Der ThSV Eisenach lebt noch: 24:22-Sieg beim TuS Nettelstedt-Lübbecke

Was für eine Osterüberraschung! Der ThSV Eisenach lebt noch! Am Ostersamstag feierten die Wartburgstädter im zweiten Spiel unter ihrem neuen Trainer Gennadij Chalepo in einem Abstiegskrimi einen 24:22 (10:12)-Auswärtserfolg beim TuS Nettelstedt-Lübbecke. Nach dem Abpfiff tanzten die Eisenacher Spieler wie schelmisch dreinschauende Lausbuben, intonierten die mitgereisten Fans in Ostfalen das Rennsteiglied. Der erste Auswärtssieg der Saison lässt alle, Mannschaft und Fans, neuen Mut schöpfen! Der ThSV Eisenach ist auf einen Zähler an den ersten Nichtabstiegsplatz herangerückt!
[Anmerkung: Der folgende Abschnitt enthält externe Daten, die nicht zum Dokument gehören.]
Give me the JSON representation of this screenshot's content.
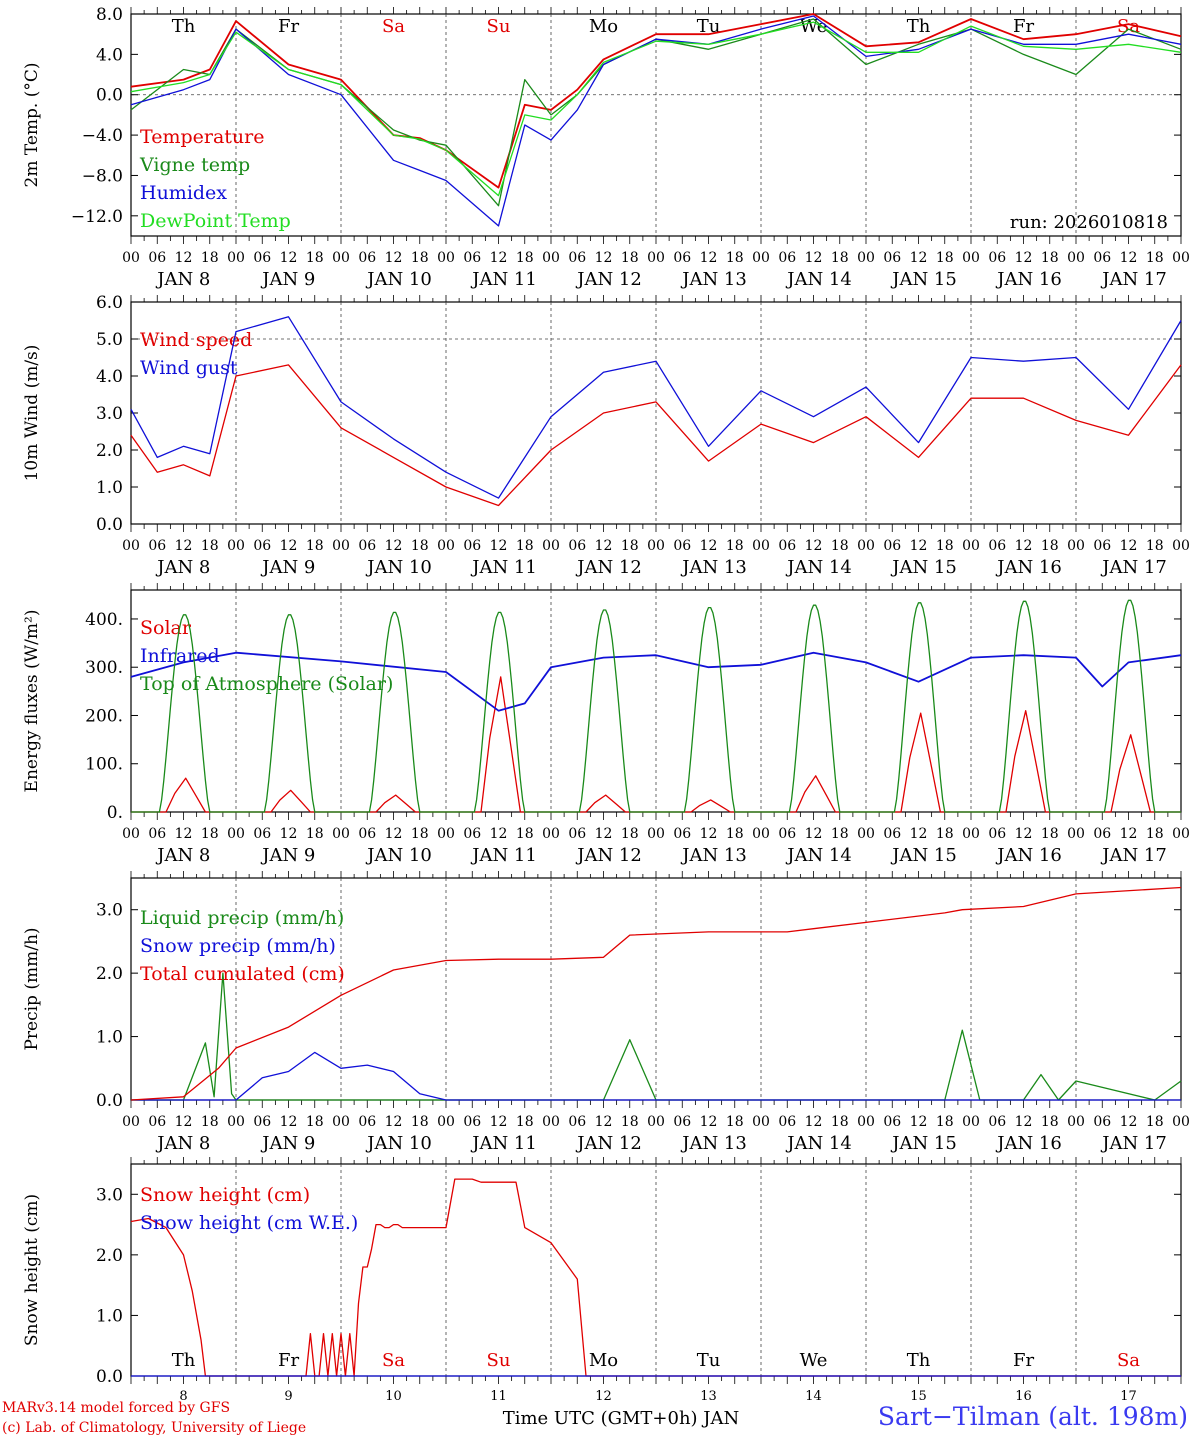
{
  "run_label": "run: 2026010818",
  "station": "Sart−Tilman (alt. 198m)",
  "credits": [
    "MARv3.14 model forced by GFS",
    "(c) Lab. of Climatology, University of Liege"
  ],
  "colors": {
    "red": "#e00000",
    "green": "#1a8a1a",
    "blue": "#1010d8",
    "lightgreen": "#22dd22"
  },
  "time_axis": {
    "hour_ticks": [
      "00",
      "06",
      "12",
      "18"
    ],
    "date_labels": [
      "JAN  8",
      "JAN  9",
      "JAN 10",
      "JAN 11",
      "JAN 12",
      "JAN 13",
      "JAN 14",
      "JAN 15",
      "JAN 16",
      "JAN 17"
    ],
    "bottom_day_numbers": [
      "8",
      "9",
      "10",
      "11",
      "12",
      "13",
      "14",
      "15",
      "16",
      "17"
    ],
    "bottom_xlabel": "Time UTC (GMT+0h) JAN"
  },
  "weekdays": [
    {
      "label": "Th",
      "color": "#000000"
    },
    {
      "label": "Fr",
      "color": "#000000"
    },
    {
      "label": "Sa",
      "color": "#e00000"
    },
    {
      "label": "Su",
      "color": "#e00000"
    },
    {
      "label": "Mo",
      "color": "#000000"
    },
    {
      "label": "Tu",
      "color": "#000000"
    },
    {
      "label": "We",
      "color": "#000000"
    },
    {
      "label": "Th",
      "color": "#000000"
    },
    {
      "label": "Fr",
      "color": "#000000"
    },
    {
      "label": "Sa",
      "color": "#e00000"
    }
  ],
  "chart_data": [
    {
      "type": "line",
      "id": "temp",
      "ylabel": "2m Temp. (°C)",
      "ylim": [
        -14,
        8
      ],
      "yticks": [
        8,
        4,
        0,
        -4,
        -8,
        -12
      ],
      "ytick_labels": [
        "8.0",
        "4.0",
        "0.0",
        "−4.0",
        "−8.0",
        "−12.0"
      ],
      "hline": 0,
      "show_weekdays": true,
      "x_hours": [
        0,
        12,
        18,
        24,
        36,
        48,
        60,
        66,
        72,
        84,
        90,
        96,
        102,
        108,
        120,
        132,
        144,
        156,
        168,
        180,
        192,
        204,
        216,
        228,
        240
      ],
      "series": [
        {
          "name": "Temperature",
          "color": "#e00000",
          "values": [
            0.8,
            1.5,
            2.5,
            7.3,
            3.0,
            1.5,
            -4.0,
            -4.3,
            -5.5,
            -9.2,
            -1.0,
            -1.5,
            0.5,
            3.5,
            6.0,
            6.0,
            7.0,
            8.0,
            4.8,
            5.2,
            7.5,
            5.5,
            6.0,
            7.0,
            5.8
          ]
        },
        {
          "name": "Vigne temp",
          "color": "#1a8a1a",
          "values": [
            -1.5,
            2.5,
            2.0,
            6.5,
            2.5,
            1.0,
            -3.5,
            -4.5,
            -5.0,
            -11.0,
            1.5,
            -2.0,
            0.0,
            3.0,
            5.5,
            4.5,
            6.0,
            7.5,
            3.0,
            5.0,
            6.5,
            4.0,
            2.0,
            6.5,
            4.5
          ]
        },
        {
          "name": "Humidex",
          "color": "#1010d8",
          "values": [
            -1.0,
            0.5,
            1.5,
            6.5,
            2.0,
            0.0,
            -6.5,
            -7.5,
            -8.5,
            -13.0,
            -3.0,
            -4.5,
            -1.5,
            3.0,
            5.5,
            5.0,
            6.5,
            7.8,
            3.8,
            4.5,
            6.5,
            5.0,
            5.0,
            6.0,
            5.0
          ]
        },
        {
          "name": "DewPoint Temp",
          "color": "#22dd22",
          "values": [
            0.3,
            1.2,
            2.0,
            6.2,
            2.5,
            1.0,
            -4.0,
            -4.4,
            -5.5,
            -10.0,
            -2.0,
            -2.5,
            0.0,
            3.2,
            5.3,
            5.0,
            6.0,
            7.2,
            4.2,
            4.2,
            6.8,
            4.8,
            4.5,
            5.0,
            4.2
          ]
        }
      ]
    },
    {
      "type": "line",
      "id": "wind",
      "ylabel": "10m Wind (m/s)",
      "ylim": [
        0,
        6
      ],
      "yticks": [
        6,
        5,
        4,
        3,
        2,
        1,
        0
      ],
      "ytick_labels": [
        "6.0",
        "5.0",
        "4.0",
        "3.0",
        "2.0",
        "1.0",
        "0.0"
      ],
      "hline": 5,
      "show_weekdays": false,
      "x_hours": [
        0,
        6,
        12,
        18,
        24,
        36,
        48,
        60,
        72,
        84,
        96,
        108,
        120,
        132,
        144,
        156,
        168,
        180,
        192,
        204,
        216,
        228,
        240
      ],
      "series": [
        {
          "name": "Wind speed",
          "color": "#e00000",
          "values": [
            2.4,
            1.4,
            1.6,
            1.3,
            4.0,
            4.3,
            2.6,
            1.8,
            1.0,
            0.5,
            2.0,
            3.0,
            3.3,
            1.7,
            2.7,
            2.2,
            2.9,
            1.8,
            3.4,
            3.4,
            2.8,
            2.4,
            4.3
          ]
        },
        {
          "name": "Wind gust",
          "color": "#1010d8",
          "values": [
            3.1,
            1.8,
            2.1,
            1.9,
            5.2,
            5.6,
            3.3,
            2.3,
            1.4,
            0.7,
            2.9,
            4.1,
            4.4,
            2.1,
            3.6,
            2.9,
            3.7,
            2.2,
            4.5,
            4.4,
            4.5,
            3.1,
            5.5
          ]
        }
      ]
    },
    {
      "type": "line",
      "id": "flux",
      "ylabel": "Energy fluxes (W/m²)",
      "ylim": [
        0,
        460
      ],
      "yticks": [
        400,
        300,
        200,
        100,
        0
      ],
      "ytick_labels": [
        "400.",
        "300.",
        "200.",
        "100.",
        "0."
      ],
      "show_weekdays": false,
      "series": [
        {
          "name": "Solar",
          "color": "#e00000",
          "daily_peaks": [
            70,
            45,
            35,
            280,
            35,
            25,
            75,
            205,
            210,
            160
          ]
        },
        {
          "name": "Infrared",
          "color": "#1010d8",
          "x_hours": [
            0,
            12,
            24,
            48,
            72,
            78,
            84,
            90,
            96,
            108,
            120,
            132,
            144,
            156,
            168,
            180,
            192,
            204,
            216,
            222,
            228,
            240
          ],
          "values": [
            280,
            310,
            330,
            312,
            290,
            250,
            210,
            225,
            300,
            320,
            325,
            300,
            305,
            330,
            310,
            270,
            320,
            325,
            320,
            260,
            310,
            325
          ]
        },
        {
          "name": "Top of Atmosphere (Solar)",
          "color": "#1a8a1a",
          "daily_peaks": [
            410,
            410,
            415,
            415,
            420,
            425,
            430,
            435,
            438,
            440
          ]
        }
      ]
    },
    {
      "type": "line",
      "id": "precip",
      "ylabel": "Precip (mm/h)",
      "ylim": [
        0,
        3.5
      ],
      "yticks": [
        3,
        2,
        1,
        0
      ],
      "ytick_labels": [
        "3.0",
        "2.0",
        "1.0",
        "0.0"
      ],
      "show_weekdays": false,
      "series": [
        {
          "name": "Liquid precip (mm/h)",
          "color": "#1a8a1a",
          "x_hours": [
            0,
            12,
            17,
            19,
            21,
            23,
            24,
            108,
            114,
            120,
            186,
            190,
            194,
            204,
            208,
            212,
            216,
            234,
            240
          ],
          "values": [
            0,
            0,
            0.9,
            0.05,
            2.0,
            0.1,
            0,
            0,
            0.95,
            0,
            0,
            1.1,
            0,
            0,
            0.4,
            0,
            0.3,
            0,
            0.3
          ]
        },
        {
          "name": "Snow precip (mm/h)",
          "color": "#1010d8",
          "x_hours": [
            0,
            24,
            30,
            36,
            42,
            48,
            54,
            60,
            66,
            72,
            240
          ],
          "values": [
            0,
            0,
            0.35,
            0.45,
            0.75,
            0.5,
            0.55,
            0.45,
            0.1,
            0,
            0
          ]
        },
        {
          "name": "Total cumulated (cm)",
          "color": "#e00000",
          "x_hours": [
            0,
            12,
            20,
            24,
            36,
            48,
            60,
            72,
            84,
            96,
            108,
            114,
            132,
            150,
            156,
            186,
            190,
            204,
            216,
            240
          ],
          "values": [
            0,
            0.05,
            0.5,
            0.82,
            1.15,
            1.65,
            2.05,
            2.2,
            2.22,
            2.22,
            2.25,
            2.6,
            2.65,
            2.65,
            2.7,
            2.95,
            3.0,
            3.05,
            3.25,
            3.35
          ]
        }
      ]
    },
    {
      "type": "line",
      "id": "snow",
      "ylabel": "Snow height (cm)",
      "ylim": [
        0,
        3.5
      ],
      "yticks": [
        3,
        2,
        1,
        0
      ],
      "ytick_labels": [
        "3.0",
        "2.0",
        "1.0",
        "0.0"
      ],
      "show_weekdays": true,
      "bottom_axis": true,
      "series": [
        {
          "name": "Snow height (cm)",
          "color": "#e00000",
          "x_hours": [
            0,
            4,
            8,
            12,
            14,
            16,
            17,
            40,
            41,
            42,
            43,
            44,
            45,
            46,
            47,
            48,
            49,
            50,
            51,
            52,
            53,
            54,
            55,
            56,
            57,
            58,
            59,
            60,
            61,
            62,
            63,
            64,
            66,
            68,
            72,
            74,
            78,
            80,
            84,
            88,
            90,
            96,
            102,
            104,
            240
          ],
          "values": [
            2.55,
            2.6,
            2.45,
            2.0,
            1.4,
            0.6,
            0,
            0,
            0.7,
            0,
            0,
            0.7,
            0,
            0.7,
            0,
            0.7,
            0,
            0.7,
            0,
            1.2,
            1.8,
            1.8,
            2.1,
            2.5,
            2.5,
            2.45,
            2.45,
            2.5,
            2.5,
            2.45,
            2.45,
            2.45,
            2.45,
            2.45,
            2.45,
            3.25,
            3.25,
            3.2,
            3.2,
            3.2,
            2.45,
            2.2,
            1.6,
            0,
            0
          ]
        },
        {
          "name": "Snow height (cm W.E.)",
          "color": "#1010d8",
          "x_hours": [
            0,
            240
          ],
          "values": [
            0,
            0
          ]
        }
      ]
    }
  ]
}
Thüringer wie von Fesseln befreit in Ostwestfalen
„Alles Kopfsache“, waren die meistbenutzten Worte im Eisenacher Lager. Gennadij Chalepo schien die mentalen Fesseln gelöst zu haben.

Ja, wir leben noch

strahlte der ehemalige weißrussische Nationalspieler, in der Saison 2011/2012 selbst Coach beim TuS Nettelstedt-Lübbecke, bei der Wiederkehr an eine einstige Wirkungsstätte viele Hände schüttelnd. Er lobte die Supereinstellung und die Körpersprache. Der ThSV Eisenach spielte wie befreit auf. „Ich hoffe, wir sind nicht zu spät erwacht. Das Restprogramm ist schwer“, fügte Gennadij Chalepo an. „Wir sind nach dem 3-Tore-Rückstand nicht eingeknickt. In einer Partie von zwei kämpfenden Abwehrreihen haben wir ganz viel Charakter gezeigt. Fantastisch, wie uns die mitgereisten Fans unterstützt haben“, unterstrich Karsten Wöhler, Manager des ThSV Eisenach. Es war 60-minütiger Abwehrkampf mit vielen technischen Fehlern auf beiden Seiten, der in Christoph Immel und Ronald Klein zwei stets die Übersicht behaltende Spielleiter hatte, die wohl nur bei einer Zeitstrafe gegen Daniel Luther völlig daneben lagen.
„Eine Super-Mannschaftsleistung. Jeder hat sein Bestes gegeben, sich in den Dienst der Mannschaft gestellt. Wer nur 22 Gegentore kassiert, hat in der Abwehr gut gearbeitet. Bei der Verwertung der Torchancen haperte es. Ein Riesenlob vom gesamten Team an unsere mitgereisten Fans“, unterstrich Marcel Schliedermann nach seinem 35-minütigen Einsatz. Auf für ihn ungewohnter Position im rechten Rückraum brachte er seine arteigenen Qualitäten ein. „Egal auf welcher Position, Marcel Schliedermann stellt sich stets in den Dienst der Mannschaft“, fügte er am Sonntag beim Mittagessenkochen in der eigenen Küche an. Dass der gesamten Mannschaft zwei trainingsfreies Ostertage bewilligt wurden, stieß selbstredend bei allen auf große Freude.
„Wir wussten schon gar nicht mehr, wie sich ein Sieg, insbesondere ein Auswärtssieg anfühlt. Wir sind erleichtert, haben gesehen, es steckt noch Leben in uns. Was dieser Sieg wert ist, werden wir am Ende der Saison sehen“, erklärte ein überglücklicher Adrian Wöhler am Ostersonntag.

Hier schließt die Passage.